Podcast: Dr. Deming's ‘Wake-up Call’ for Unwilling Management
“Adopt the new philosophy. We are in a new economic age. Western management must awaken to the challenge, must learn their responsibilities, and take on leadership for change.” – Dr. W. Edwards Deming’s second point for management transformation.
“As time passes, the rules of the game change, yet people are often stuck with the old playbook,” says Dr. Mohamed Saleh at the start of this episode of Behind the Curtain: Adventures in Continuous Improvement.
With that statement, Saleh reflects on what comes to his mind when he thinks about Deming’s second point for management transformation, one of 14 points outlined in the thought leader’s 1982 book Out of the Crisis.
John Dyer describes the second point as “Dr. Deming’s wake-up call,” noting that “it should be flashing in neon lights.”

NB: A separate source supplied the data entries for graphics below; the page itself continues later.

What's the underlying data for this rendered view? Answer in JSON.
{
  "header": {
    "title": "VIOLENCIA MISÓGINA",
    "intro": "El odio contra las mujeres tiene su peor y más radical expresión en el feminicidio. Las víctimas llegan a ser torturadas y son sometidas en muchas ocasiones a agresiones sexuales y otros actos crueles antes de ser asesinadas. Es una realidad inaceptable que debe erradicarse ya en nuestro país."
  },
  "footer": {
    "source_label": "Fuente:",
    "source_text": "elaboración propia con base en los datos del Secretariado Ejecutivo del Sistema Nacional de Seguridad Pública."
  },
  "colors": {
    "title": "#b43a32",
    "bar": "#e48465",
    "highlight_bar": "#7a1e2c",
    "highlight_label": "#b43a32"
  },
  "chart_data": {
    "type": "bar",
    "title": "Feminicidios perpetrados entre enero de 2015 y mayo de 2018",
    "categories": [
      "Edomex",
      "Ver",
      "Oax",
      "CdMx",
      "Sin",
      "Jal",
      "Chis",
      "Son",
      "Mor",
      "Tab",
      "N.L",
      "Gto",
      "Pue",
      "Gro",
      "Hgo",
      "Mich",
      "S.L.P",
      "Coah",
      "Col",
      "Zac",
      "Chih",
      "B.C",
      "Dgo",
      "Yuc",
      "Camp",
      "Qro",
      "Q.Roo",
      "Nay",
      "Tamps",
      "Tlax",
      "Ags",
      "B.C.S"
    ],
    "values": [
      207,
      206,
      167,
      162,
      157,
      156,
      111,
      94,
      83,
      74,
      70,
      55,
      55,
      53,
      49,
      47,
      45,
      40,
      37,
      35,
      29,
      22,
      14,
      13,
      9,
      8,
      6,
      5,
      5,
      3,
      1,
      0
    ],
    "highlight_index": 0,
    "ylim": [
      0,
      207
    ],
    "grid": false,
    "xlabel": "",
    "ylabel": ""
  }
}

In this episode of Behind the Curtain, podcast cohosts Dyer and Saleh continue their exploration of Deming’s 14 point for management, with a focus on the second point: Adopt the new philosophy.
The old philosophy, they explain, is the traditional hierarchical management system where leaders give orders and the workforce blindly follows them. The new and improved philosophy puts worker know-how and team-based continuous improvement at the center of operational excellence.
The podcast hosts discuss the context during which Deming made the statement: It was during the 1970s, when Japanese companies had transformed their product quality from very bad to just the opposite, while U.S. firms floundered. They also discuss how its meaning remains relevant today.
Dyer and Saleh also:
- Stress the need for leadership commitment and engagement. “How you're going to adopt a new philosophy starts with you, and so if you're a CEO, or if you're a GM, or if you're a vice president, you all have to walk the walk and understand the philosophy that you're going to be changing,” Saleh says.
- Emphasize that simply copying tools is not enough. Organizational transformation is about changing the culture. Saleh describes it as the difference between a tools-based architecture versus a principles-based philosophy.
- Discuss Toyota, the standard-bearer for team-based excellence. Dyer questions whether its philosophy is faltering internally, at least in U.S. plants.
“If you don't embrace point number two, the rest of the points probably won't happen,” Dyer concludes.